Über Jahrzehnte hinweg hat sich Beilngries den Ruf als beliebtes Zentrum des touristischen Geschehens erarbeitet. Man befindet sich zweifellos auch immer noch auf einem hohen Niveau, Corona zum Trotz. Dennoch bleibt festzuhalten, dass im Laufe der Jahre mehr und mehr von dem Vorsprung auf andere Gemeinden eingebüßt wurde - und Beilngries nicht mehr ganz diese strahlende Tourismus- und Veranstaltungs-Marke ist, wie es schon mal der Fall war. Wandern, Radeln und Kulinarik werden als alleinige Aushängeschilder auf Dauer nicht reichen.

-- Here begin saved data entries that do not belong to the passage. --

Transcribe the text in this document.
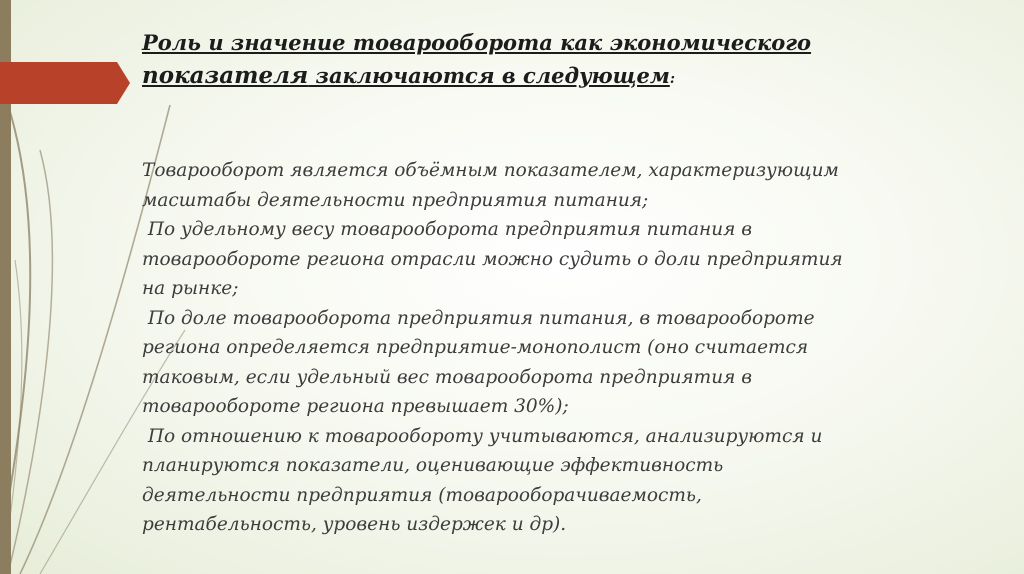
Роль и значение товарооборота как экономического
показателя заключаются в следующем:

Товарооборот является объёмным показателем, характеризующим

масштабы деятельности предприятия питания;

По удельному весу товарооборота предприятия питания в

товарообороте региона отрасли можно судить о доли предприятия

на рынке;

По доле товарооборота предприятия питания, в товарообороте

региона определяется предприятие-монополист (оно считается

таковым, если удельный вес товарооборота предприятия в

товарообороте региона превышает 30%);

По отношению к товарообороту учитываются, анализируются и

планируются показатели, оценивающие эффективность

деятельности предприятия (товарооборачиваемость,

рентабельность, уровень издержек и др).
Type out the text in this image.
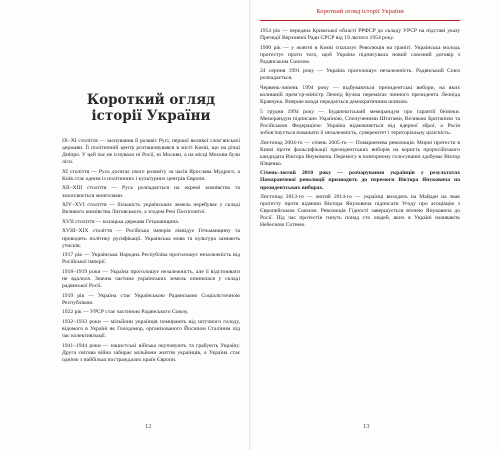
Короткий огляд
історії України

IX–XI століття — заснування й розквіт Русі, першої великої слов’янської держави. Її політичний центр розташовувався в місті Києві, що на річці Дніпро. У цей час не існувало ні Росії, ні Москви, а на місці Москви були ліси.

XI століття — Русь досягає свого розквіту за часів Ярослава Мудрого, а Київ стає одним із політичних і культурних центрів Європи.

XII–XIII століття — Русь розпадається на окремі князівства та захоплюється монголами.

XIV–XVI століття — більшість українських земель перебуває у складі Великого князівства Литовського, а згодом Речі Посполитої.

XVII століття — козацька держава Гетьманщина.

XVIII–XIX століття — Російська імперія ліквідує Гетьманщину та проводить політику русифікації. Українська мова та культура зазнають утисків.

1917 рік — Українська Народна Республіка проголошує незалежність від Російської імперії.

1918–1919 роки — Україна проголошує незалежність, але її відстоювати не вдалося. Значна частина українських земель опинилася у складі радянської Росії.

1919 рік — Україна стає Українською Радянською Соціалістичною Республікою.

1922 рік — УРСР стає частиною Радянського Союзу.

1932–1933 роки — мільйони українців помирають від штучного голоду, відомого в Україні як Голодомор, організованого Йосипом Сталіним під час колективізації.

1941–1944 роки — нацистські війська окуповують та грабують Україну. Друга світова війна забирає мільйони життів українців, а Україна стає однією з найбільш постраждалих країн Європи.

12
Короткий огляд історії України

1954 рік — передача Кримської області РРФСР до складу УРСР на підставі указу Президії Верховної Ради СРСР від 19 лютого 1954 року.

1990 рік — у жовтні в Києві спалахує Революція на граніті. Українська молодь протестує проти того, щоб Україна підписувала новий союзний договір з Радянським Союзом.

24 серпня 1991 року — Україна проголошує незалежність. Радянський Союз розпадається.

Червень-липень 1994 року — відбуваються президентські вибори, на яких колишній прем’єр-міністр Леонід Кучма перемагає чинного президента Леоніда Кравчука. Вперше влада передається демократичним шляхом.

5 грудня 1994 року — Будапештський меморандум про гарантії безпеки. Меморандум підписано Україною, Сполученими Штатами, Великою Британією та Російською Федерацією: Україна відмовляється від ядерної зброї, а Росія зобов’язується поважати її незалежність, суверенітет і територіальну цілісність.

Листопад 2004-го — січень 2005-го — Помаранчева революція. Мирні протести в Києві проти фальсифікації президентських виборів на користь проросійського кандидата Віктора Януковича. Перемогу в повторному голосуванні здобуває Віктор Ющенко.

Січень-лютий 2010 року — розчарування українців у результатах Помаранчевої революції призводить до перемоги Віктора Януковича на президентських виборах.

Листопад 2013-го — лютий 2014-го — українці виходять на Майдан на знак протесту проти відмови Віктора Януковича підписати Угоду про асоціацію з Європейським Союзом. Революція Гідності завершується втечею Януковича до Росії. Під час протестів гинуть понад сто людей, яких в Україні називають Небесною Сотнею.

13
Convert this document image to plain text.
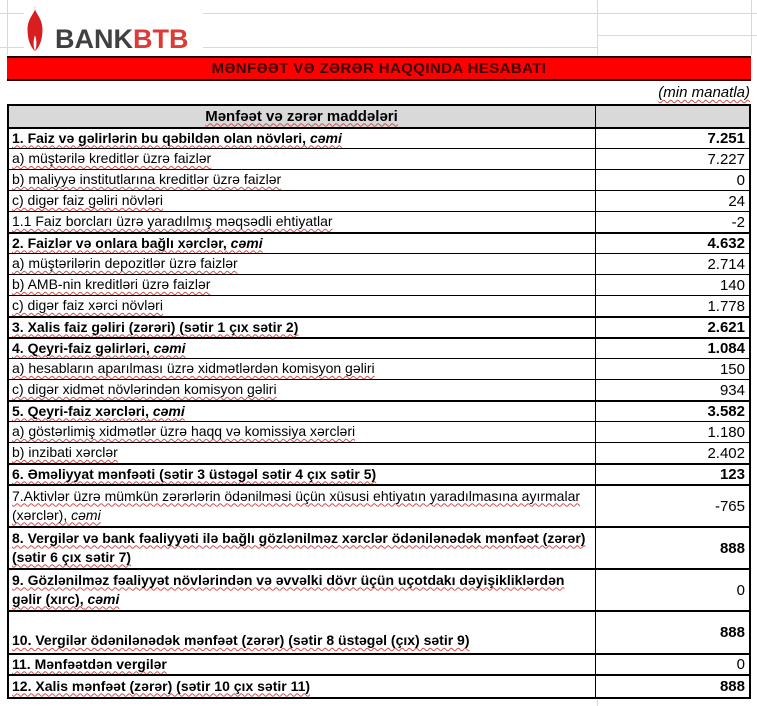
BANK BTB
MƏNFƏƏT VƏ ZƏRƏR HAQQINDA HESABATI
(min manatla)
Mənfəət və zərər maddələri
1. Faiz və gəlirlərin bu qəbildən olan növləri, cəmi	7.251
a) müştərilə kreditlər üzrə faizlər	7.227
b) maliyyə institutlarına kreditlər üzrə faizlər	0
c) digər faiz gəliri növləri	24
1.1 Faiz borcları üzrə yaradılmış məqsədli ehtiyatlar	-2
2. Faizlər və onlara bağlı xərclər, cəmi	4.632
a) müştərilərin depozitlər üzrə faizlər	2.714
b) AMB-nin kreditləri üzrə faizlər	140
c) digər faiz xərci növləri	1.778
3. Xalis faiz gəliri (zərəri) (sətir 1 çıx sətir 2)	2.621
4. Qeyri-faiz gəlirləri, cəmi	1.084
a) hesabların aparılması üzrə xidmətlərdən komisyon gəliri	150
c) digər xidmət növlərindən komisyon gəliri	934
5. Qeyri-faiz xərcləri, cəmi	3.582
a) göstərlimiş xidmətlər üzrə haqq və komissiya xərcləri	1.180
b) inzibati xərclər	2.402
6. Əməliyyat mənfəəti (sətir 3 üstəgəl sətir 4 çıx sətir 5)	123
7.Aktivlər üzrə mümkün zərərlərin ödənilməsi üçün xüsusi ehtiyatın yaradılmasına ayırmalar (xərclər), cəmi	-765
8. Vergilər və bank fəaliyyəti ilə bağlı gözlənilməz xərclər ödənilənədək mənfəət (zərər) (sətir 6 çıx sətir 7)	888
9. Gözlənilməz fəaliyyət növlərindən və əvvəlki dövr üçün uçotdakı dəyişikliklərdən gəlir (xırc), cəmi	0
10. Vergilər ödənilənədək mənfəət (zərər) (sətir 8 üstəgəl (çıx) sətir 9)	888
11. Mənfəətdən vergilər	0
12. Xalis mənfəət (zərər) (sətir 10 çıx sətir 11)	888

Es wird sich zeigen müssen, inwiefern die von Touristikchef Andreas Seyller in einem DK-Gespräch aufgestellte These "Das Schönste haben, die Ersten sein, das Beste machen" künftig tatsächlich wieder verstärkt mit Leben erfüllt und wieder ein ganz scharfes eigenes Profil für Beilngries entwickelt werden kann.

FREIZEIT

In Sachen Radwege tut sich viel in der Gemeinde - die Hoffnung ist nicht unbegründet, dass hier in fünf bis zehn Jahren ein gut verzweigtes Netz vorliegt. Die mittelfristig größte Einzel-Investition auf dem Freizeit-Sektor dürfte definitiv die nicht mehr ewig aufschiebbare Freibad-Sanierung sein. Ob hierbei die einst geweckten Bürger-Hoffnungen auf mehr "Spaß-Elemente" erfüllt werden können? Mehr als fraglich. Gut aufgestellt ist man in der Gemeinde Beilngries derweil, was die Vereine angeht. Sie sind der Motor des gesellschaftlichen Lebens, das zeigt sich auch jetzt wieder beim Erwachen aus der Corona-Zwangspause. Und sie müssen es auch bleiben - und dafür große Wertschätzung erfahren. Eine "Baustelle" ist derweil das Freizeit-Angebot für Jugendliche, allen Anregungen des Stadtrats-Jugendreferenten zum Trotz. Hier bräuchte es wohl dringend einen echten Startschuss für Entwicklungen - möglicherweise mit einem gezielt beworbenen (digitalen) Treffen für interessierte junge Leute zur Ideensammlung?